In two instances the drug aborted felons which had not attained the suppurative stage. A piece of muslin was wrapped around the ailing digit, and then dipped often in the diluted mixture.

The remedy cured an obstinate roseola of the face—a dilute form of the drug was used on the minute phlegmons several times a day.

It has relieved distressing headache when the scalp near the top of the cranium was wetted with the medicine. It has cured angina pectoris, and relieved tetanic spasms—probably through absorption of a moiety of the drug.

Even in dilute forms the agent will destroy vermin, and the lower forms of both animal and vegetable life. It may be sprayed upon septic ulcers, if the strength of the medicine be tempered to the area of the sore; and the spray may be employed in the throat and nasal passages of the diphtheritic.

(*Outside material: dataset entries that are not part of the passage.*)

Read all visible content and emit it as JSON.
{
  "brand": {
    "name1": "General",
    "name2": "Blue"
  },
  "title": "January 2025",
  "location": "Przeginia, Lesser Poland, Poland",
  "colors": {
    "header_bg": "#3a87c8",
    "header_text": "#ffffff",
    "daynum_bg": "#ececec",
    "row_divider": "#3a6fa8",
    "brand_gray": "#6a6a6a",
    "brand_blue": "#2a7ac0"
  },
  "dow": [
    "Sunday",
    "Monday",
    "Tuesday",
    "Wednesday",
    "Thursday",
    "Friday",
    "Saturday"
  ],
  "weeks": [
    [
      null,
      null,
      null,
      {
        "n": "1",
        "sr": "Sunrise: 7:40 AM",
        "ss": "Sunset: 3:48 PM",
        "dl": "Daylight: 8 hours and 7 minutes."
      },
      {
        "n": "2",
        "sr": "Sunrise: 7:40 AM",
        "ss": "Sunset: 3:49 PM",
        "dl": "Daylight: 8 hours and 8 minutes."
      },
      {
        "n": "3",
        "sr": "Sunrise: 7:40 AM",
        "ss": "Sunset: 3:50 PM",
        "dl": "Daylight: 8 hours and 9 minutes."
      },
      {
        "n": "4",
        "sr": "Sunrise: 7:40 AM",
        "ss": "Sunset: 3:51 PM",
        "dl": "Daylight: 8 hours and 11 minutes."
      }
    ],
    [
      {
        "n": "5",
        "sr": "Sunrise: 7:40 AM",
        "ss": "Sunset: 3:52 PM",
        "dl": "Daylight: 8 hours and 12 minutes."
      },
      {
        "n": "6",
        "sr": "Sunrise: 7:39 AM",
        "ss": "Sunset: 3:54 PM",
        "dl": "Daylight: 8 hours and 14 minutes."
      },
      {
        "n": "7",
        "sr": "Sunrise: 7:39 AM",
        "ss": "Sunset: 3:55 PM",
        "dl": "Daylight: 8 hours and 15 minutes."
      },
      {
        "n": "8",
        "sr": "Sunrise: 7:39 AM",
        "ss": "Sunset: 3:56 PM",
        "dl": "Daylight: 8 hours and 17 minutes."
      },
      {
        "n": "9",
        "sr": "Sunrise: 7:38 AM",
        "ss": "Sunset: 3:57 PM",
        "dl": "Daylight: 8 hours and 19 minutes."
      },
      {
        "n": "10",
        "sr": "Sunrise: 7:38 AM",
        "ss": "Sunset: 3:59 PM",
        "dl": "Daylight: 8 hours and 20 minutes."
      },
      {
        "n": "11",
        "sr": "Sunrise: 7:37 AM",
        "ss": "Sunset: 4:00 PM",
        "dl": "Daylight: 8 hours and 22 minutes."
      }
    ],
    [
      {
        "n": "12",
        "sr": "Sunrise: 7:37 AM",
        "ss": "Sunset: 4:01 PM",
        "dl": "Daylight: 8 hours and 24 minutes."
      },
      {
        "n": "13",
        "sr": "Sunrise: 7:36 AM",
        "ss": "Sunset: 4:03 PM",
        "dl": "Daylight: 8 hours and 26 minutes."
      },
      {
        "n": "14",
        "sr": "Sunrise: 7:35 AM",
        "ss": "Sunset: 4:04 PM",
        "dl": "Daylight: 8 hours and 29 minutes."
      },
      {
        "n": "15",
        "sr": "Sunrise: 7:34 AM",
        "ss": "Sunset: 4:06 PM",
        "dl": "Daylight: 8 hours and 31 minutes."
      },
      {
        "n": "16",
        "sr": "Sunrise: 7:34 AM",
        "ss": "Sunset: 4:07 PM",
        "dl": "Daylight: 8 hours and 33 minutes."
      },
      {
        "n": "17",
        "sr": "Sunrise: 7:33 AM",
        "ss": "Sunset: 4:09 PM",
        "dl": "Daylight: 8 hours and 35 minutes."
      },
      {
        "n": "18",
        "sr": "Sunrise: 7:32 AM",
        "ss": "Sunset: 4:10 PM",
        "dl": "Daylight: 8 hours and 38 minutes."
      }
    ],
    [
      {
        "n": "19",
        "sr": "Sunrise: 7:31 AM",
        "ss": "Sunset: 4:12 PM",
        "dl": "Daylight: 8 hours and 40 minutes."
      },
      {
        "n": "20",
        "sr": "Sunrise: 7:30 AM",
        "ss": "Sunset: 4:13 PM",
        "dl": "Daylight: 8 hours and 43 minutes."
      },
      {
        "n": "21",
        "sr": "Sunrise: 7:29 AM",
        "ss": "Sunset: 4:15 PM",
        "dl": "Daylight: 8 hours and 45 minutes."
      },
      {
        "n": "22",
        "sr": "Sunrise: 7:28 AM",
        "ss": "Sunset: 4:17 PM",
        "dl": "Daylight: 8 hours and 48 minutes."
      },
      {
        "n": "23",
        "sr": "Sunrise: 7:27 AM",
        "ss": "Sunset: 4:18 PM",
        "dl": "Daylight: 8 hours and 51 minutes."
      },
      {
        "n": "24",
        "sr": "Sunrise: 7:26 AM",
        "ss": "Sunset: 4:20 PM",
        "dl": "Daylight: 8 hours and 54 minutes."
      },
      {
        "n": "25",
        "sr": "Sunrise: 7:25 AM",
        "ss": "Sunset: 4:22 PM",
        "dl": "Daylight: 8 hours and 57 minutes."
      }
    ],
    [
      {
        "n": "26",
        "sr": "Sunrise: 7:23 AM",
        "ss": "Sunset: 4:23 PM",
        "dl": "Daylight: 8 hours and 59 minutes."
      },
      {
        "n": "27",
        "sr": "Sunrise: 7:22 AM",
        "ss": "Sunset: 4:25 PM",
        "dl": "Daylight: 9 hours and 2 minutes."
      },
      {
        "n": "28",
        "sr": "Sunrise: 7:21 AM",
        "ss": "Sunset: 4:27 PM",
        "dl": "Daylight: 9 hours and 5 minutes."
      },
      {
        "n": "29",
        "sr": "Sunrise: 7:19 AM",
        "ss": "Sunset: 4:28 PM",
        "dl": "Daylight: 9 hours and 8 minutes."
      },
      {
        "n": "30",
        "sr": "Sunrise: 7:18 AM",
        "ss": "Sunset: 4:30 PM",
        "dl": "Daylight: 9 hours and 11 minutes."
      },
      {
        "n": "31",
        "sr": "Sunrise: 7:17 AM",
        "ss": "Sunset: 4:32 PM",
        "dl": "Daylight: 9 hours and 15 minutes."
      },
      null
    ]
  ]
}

I expect to add other uses for the potent remedial agency from month to month. I believe it would destroy the germs of cancer if it could safely be brought in contact with them. I propose to employ a weak form hypodermically.

The medicine is too strong to employ in the rectum and vagina.

Brushed upon a forming carbuncle the inflammation subsided before a "core" formed—the force of the disease was aborted. In the suppurative stage of a furuncle I think the medicine should not be employed, lest too much of the nicotine be absorbed.—HOWE, Eclectic Medical Journal, 1891.